As Sweden’s membership hangs in the spotlight ahead of next week’s NATO summit in Vilnius, a former Swedish foreign minister has admitted that her country failed to take terrorist threats faced by longtime member Türkiye seriously.
Sweden applied for NATO membership last year when Linde was still in office after Russia launched its war on Ukraine, but Türkiye has said the country needs to do more to address its security concerns before gaining membership, including addressing its failure to take a stand again terror groups threatening Türkiye, and tolerating or even supporting such groups on its soil.
Speaking on a documentary, public broadcaster SVT aired on Friday, Linde addressed the terrorist group PKK/YPG's financial activities in Sweden, saying that Turkish President Recep Tayyip Erdoğan "has the right to criticize (these) financial resources. This is Erdoğan's right to criticize Sweden for not taking terrorist PKK threats seriously."
Stockholm has been criticized by Ankara for housing members of various terrorist groups for decades, especially the PKK and, in recent years, the Gülenist Terror Group (FETÖ), which was behind the 2016 defeated coup attempt in Türkiye.
The documentary was broadcast a day after Stockholm convicted a PKK sympathizer of a firearms offense and attempted terror financing. The conviction is the first of its kind.
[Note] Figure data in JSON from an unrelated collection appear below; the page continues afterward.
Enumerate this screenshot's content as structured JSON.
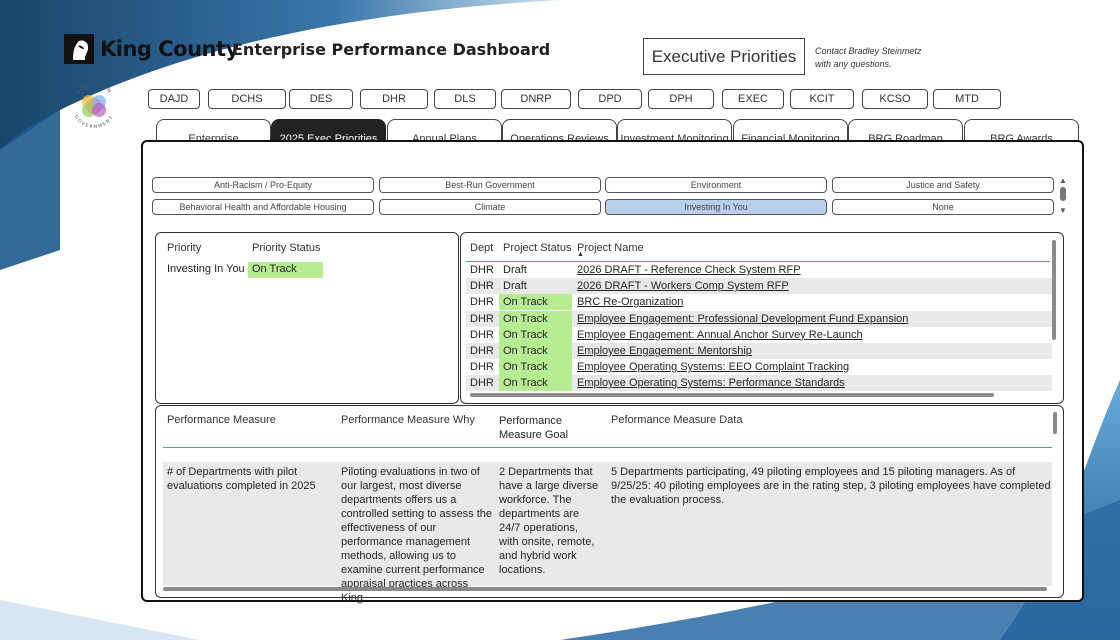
{
  "header": {
    "logo_text": "King County",
    "title": "Enterprise Performance Dashboard",
    "section_box": "Executive Priorities",
    "contact_line1": "Contact Bradley Steinmetz",
    "contact_line2": "with any questions.",
    "badge_top": "BEST-RUN",
    "badge_bottom": "GOVERNMENT"
  },
  "departments": [
    "DAJD",
    "DCHS",
    "DES",
    "DHR",
    "DLS",
    "DNRP",
    "DPD",
    "DPH",
    "EXEC",
    "KCIT",
    "KCSO",
    "MTD"
  ],
  "tabs": [
    {
      "label": "Enterprise",
      "active": false
    },
    {
      "label": "2025 Exec Priorities",
      "active": true
    },
    {
      "label": "Annual Plans",
      "active": false
    },
    {
      "label": "Operations Reviews",
      "active": false
    },
    {
      "label": "Investment Monitoring",
      "active": false
    },
    {
      "label": "Financial Monitoring",
      "active": false
    },
    {
      "label": "BRG Roadmap",
      "active": false
    },
    {
      "label": "BRG Awards",
      "active": false
    }
  ],
  "priority_filters": [
    {
      "label": "Anti-Racism / Pro-Equity",
      "selected": false
    },
    {
      "label": "Best-Run Government",
      "selected": false
    },
    {
      "label": "Environment",
      "selected": false
    },
    {
      "label": "Justice and Safety",
      "selected": false
    },
    {
      "label": "Behavioral Health and Affordable Housing",
      "selected": false
    },
    {
      "label": "Climate",
      "selected": false
    },
    {
      "label": "Investing In You",
      "selected": true
    },
    {
      "label": "None",
      "selected": false
    }
  ],
  "priority_table": {
    "headers": [
      "Priority",
      "Priority Status"
    ],
    "rows": [
      {
        "priority": "Investing In You",
        "status": "On Track"
      }
    ]
  },
  "project_table": {
    "headers": [
      "Dept",
      "Project Status",
      "Project Name"
    ],
    "sort_indicator": "▲",
    "rows": [
      {
        "dept": "DHR",
        "status": "Draft",
        "name": "2026 DRAFT - Reference Check System RFP"
      },
      {
        "dept": "DHR",
        "status": "Draft",
        "name": "2026 DRAFT - Workers Comp System RFP"
      },
      {
        "dept": "DHR",
        "status": "On Track",
        "name": "BRC Re-Organization"
      },
      {
        "dept": "DHR",
        "status": "On Track",
        "name": "Employee Engagement: Professional Development Fund Expansion"
      },
      {
        "dept": "DHR",
        "status": "On Track",
        "name": "Employee Engagement: Annual Anchor Survey Re-Launch"
      },
      {
        "dept": "DHR",
        "status": "On Track",
        "name": "Employee Engagement: Mentorship"
      },
      {
        "dept": "DHR",
        "status": "On Track",
        "name": "Employee Operating Systems: EEO Complaint Tracking"
      },
      {
        "dept": "DHR",
        "status": "On Track",
        "name": "Employee Operating Systems: Performance Standards"
      }
    ]
  },
  "measure_table": {
    "headers": [
      "Performance Measure",
      "Performance Measure Why",
      "Performance Measure Goal",
      "Peformance Measure Data"
    ],
    "rows": [
      {
        "measure": "# of Departments with pilot evaluations completed in 2025",
        "why": "Piloting evaluations in two of our largest, most diverse departments offers us a controlled setting to assess the effectiveness of our performance management methods, allowing us to examine current performance appraisal practices across King",
        "goal": "2 Departments that have a large diverse workforce. The departments are 24/7 operations, with onsite, remote, and hybrid work locations.",
        "data": "5 Departments participating, 49 piloting employees and 15 piloting managers. As of 9/25/25: 40 piloting employees are in the rating step, 3 piloting employees have completed the evaluation process."
      }
    ]
  },
  "colors": {
    "on_track": "#b6ec92",
    "selected_filter": "#b8d0ee",
    "active_tab": "#222222",
    "accent_line": "#4a9ad6"
  }
}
In its verdict, the court said: "What particularly affects the length of the prison sentence, four-and-a-half-years, is the convicted man's use of weapons and allusions to belonging to the terrorist organization PKK, which is judged to have a large capital of violence."
In its over 35-year terror campaign against Türkiye, the PKK, listed as a terrorist organization by Türkiye, the U.S. and the EU, has been responsible for the deaths of over 40,000 people including women, children, and infants. The YPG is the terrorist PKK's Syrian branch.
Some of Türkiye's Western allies in NATO have pressed for Sweden to get the membership green light before next week's summit in Vilnius, the Lithuanian capital, set for July 9-11. But Turkish leaders have stressed that the matter of security concerns about Sweden is not to be taken lightly and that they can approve the membership when those concerns are addressed, and not before.
All current members of NATO-including Türkiye, a member for over 70 years, must approve of any new additions to the alliance.